Friday, January 23, 2009

Troja

  So last weekend I went to visit the Troja chateau after church.  The Hartmans, Nicole (who's living with the Hartmans) and I went up and spent a nice afternoon meandering around this late 17th century chateau.  It was built by Count von Sternberg right on the river to provide a resting place right next to the royal hunting grounds.  He was hoping to entertain the Emperor Leopold I but had to settle for his son Emperor Joseph I.  He loved Rome and was obsessed with Roman style and so built it in the style of a Roman villa.  There are extensive gardens and orchards that extend out to the river in the 8 pointed star that is the symbol of the Sternberg line. 

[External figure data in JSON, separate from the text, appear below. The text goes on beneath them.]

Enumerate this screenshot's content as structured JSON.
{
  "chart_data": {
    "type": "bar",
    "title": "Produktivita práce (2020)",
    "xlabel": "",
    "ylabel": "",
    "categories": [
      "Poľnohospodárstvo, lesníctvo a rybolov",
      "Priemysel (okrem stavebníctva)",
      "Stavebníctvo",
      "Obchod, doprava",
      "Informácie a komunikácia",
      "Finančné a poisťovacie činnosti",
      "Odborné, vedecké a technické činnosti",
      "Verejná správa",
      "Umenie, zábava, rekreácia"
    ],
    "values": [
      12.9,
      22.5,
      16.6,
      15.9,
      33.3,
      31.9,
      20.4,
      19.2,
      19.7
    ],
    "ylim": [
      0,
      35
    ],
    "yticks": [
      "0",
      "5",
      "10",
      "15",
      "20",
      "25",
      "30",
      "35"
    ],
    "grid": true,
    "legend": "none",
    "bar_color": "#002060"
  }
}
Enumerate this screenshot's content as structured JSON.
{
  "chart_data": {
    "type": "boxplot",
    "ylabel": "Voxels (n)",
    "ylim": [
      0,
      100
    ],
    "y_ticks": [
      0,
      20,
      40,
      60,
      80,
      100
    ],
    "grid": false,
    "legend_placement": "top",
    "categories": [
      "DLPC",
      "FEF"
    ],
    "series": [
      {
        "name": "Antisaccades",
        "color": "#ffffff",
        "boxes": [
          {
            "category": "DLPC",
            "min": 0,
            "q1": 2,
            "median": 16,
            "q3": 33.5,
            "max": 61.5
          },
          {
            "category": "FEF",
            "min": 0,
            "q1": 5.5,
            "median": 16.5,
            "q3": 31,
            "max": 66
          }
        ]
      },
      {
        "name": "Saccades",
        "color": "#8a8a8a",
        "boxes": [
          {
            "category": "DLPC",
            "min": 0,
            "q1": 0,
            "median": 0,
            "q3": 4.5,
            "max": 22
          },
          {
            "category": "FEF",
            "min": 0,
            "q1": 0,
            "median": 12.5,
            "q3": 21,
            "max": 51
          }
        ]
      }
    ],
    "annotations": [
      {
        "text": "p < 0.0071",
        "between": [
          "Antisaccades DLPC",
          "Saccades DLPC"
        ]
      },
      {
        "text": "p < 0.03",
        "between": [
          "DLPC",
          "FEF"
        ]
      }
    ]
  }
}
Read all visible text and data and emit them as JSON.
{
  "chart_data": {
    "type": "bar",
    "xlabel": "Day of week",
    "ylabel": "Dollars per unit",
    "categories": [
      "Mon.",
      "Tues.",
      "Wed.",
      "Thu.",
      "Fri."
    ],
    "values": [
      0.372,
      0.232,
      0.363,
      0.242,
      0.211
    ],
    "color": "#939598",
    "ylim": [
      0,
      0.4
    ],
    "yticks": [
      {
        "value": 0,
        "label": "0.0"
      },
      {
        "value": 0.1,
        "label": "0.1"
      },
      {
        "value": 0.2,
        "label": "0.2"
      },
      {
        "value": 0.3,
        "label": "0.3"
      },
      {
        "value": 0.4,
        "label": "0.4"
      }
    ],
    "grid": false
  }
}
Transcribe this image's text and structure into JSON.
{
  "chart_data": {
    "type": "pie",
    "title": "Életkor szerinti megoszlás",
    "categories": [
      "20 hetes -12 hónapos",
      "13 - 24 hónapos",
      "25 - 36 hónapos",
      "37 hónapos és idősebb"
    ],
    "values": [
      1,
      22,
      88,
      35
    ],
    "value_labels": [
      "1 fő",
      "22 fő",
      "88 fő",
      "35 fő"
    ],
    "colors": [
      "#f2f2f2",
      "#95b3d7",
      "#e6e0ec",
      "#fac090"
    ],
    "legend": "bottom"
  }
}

This is what you see when you enter the front gate.  The first picture is immediately on your right as you descend the ramp and the second picture is what is immediately in front of you.

100_5615 100_5616

I spent a lot of time wandering around the gardens and outside because the inside is restored stuccos and of course they don't allow pictures so the only pictures are from outside.  This is the full front of the chateau.  When you turn around you see this beautiful little staircase and behind it the vineyards and little old chapel up on the hill.

100_5621 100_5625

These next pictures are from walking around the side of the house to the actual front of the house.  He built the chateau so that the front faced the river and the royal hunting grounds.

100_5630 100_5629

The actual front of the house with the grand staircase.  Most of the statues are of Greco-Roman gods.  From the top of the staircase you can look down and see the depiction of Tartarus.

100_5638 100_5660

Me on the grand staircase and a picture of the cool sky and the funky tree

100_5652  100_5654

One of the statues and one of the outdoor paintings so I could actually take a picture of it!

100_5658 100_5675

This is the chateau from the orchard and the entry hall where you could still take pictures.  So these are the awesome looking doors.

100_5685 100_5692

I did pick up the brochure that contains pictures of some of the stucco/frescoes inside the chateau.  I was actually more impressed by the inlaid wood that is prevalent in the building.  Every door and piece of furniture is very intricate inlaid wood.  Absolutely gorgeous.  The paintings are amazing as well and overwhelming in some rooms.  If you find me when I return I will show you the little booklet with the pictures of the art.